Pe
- Pe logo, introduced in 2005
- Developer(s): Maarten Hekkelman
- Initial release: 1998
- Stable release: 2.4.3
- Repository: github.com/HaikuArchives/Pe ;
- Written in: C / C++
- Operating system: BeOS, Haiku
- Type: Text Editor
- License: MIT
- Website: https://github.com/olta/pe

= Pe (text editor) =

Open-source text editor

Pe, short for Programmer's Editor, is an open source text editor for the Be Operating System (BeOS), Haiku and other BeOS-like operating systems, targeted towards source-code editing. It is conceptually based on the Macintosh Programmer's Workshop and BBEdit, both of which are editing programs for the Mac OS.

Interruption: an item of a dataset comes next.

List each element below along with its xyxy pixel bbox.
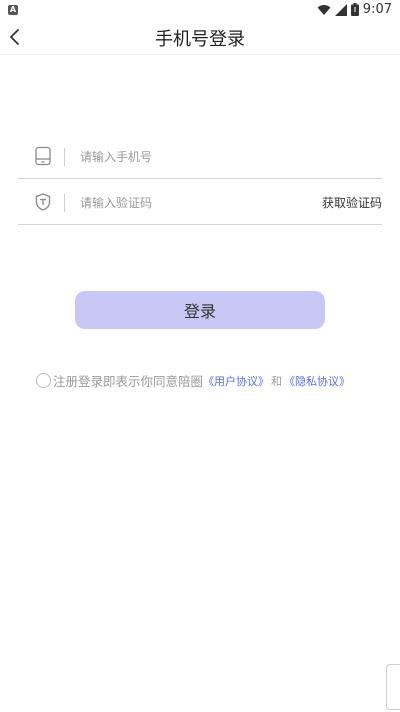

It can work as a basic source-level HTML editor, with some HTML auto-completion support, automatic updating of files included within other files, and direct FTP integration.

Pe was written by the Dutch programmer Maarten Hekkelman, who also wrote BDB, the source-level debugger for the BeOS, and the spreadsheet Sum-It!, first for classic Mac OS and later BeOS where it was packaged by Beatware as half of BeBasics. Originally it was a commercial product sold on BeDepot for $50. Later after being open sourced, it came preloaded with the first alpha release of Haiku in 2009. Hekkelman also ported Pe to Macintosh under the name Pepper, until he ended development in 2002.

Pe was used to write the BeOS Bible, as well as In the Beginning... Was the Command Line by Neal Stephenson, both of which mention it.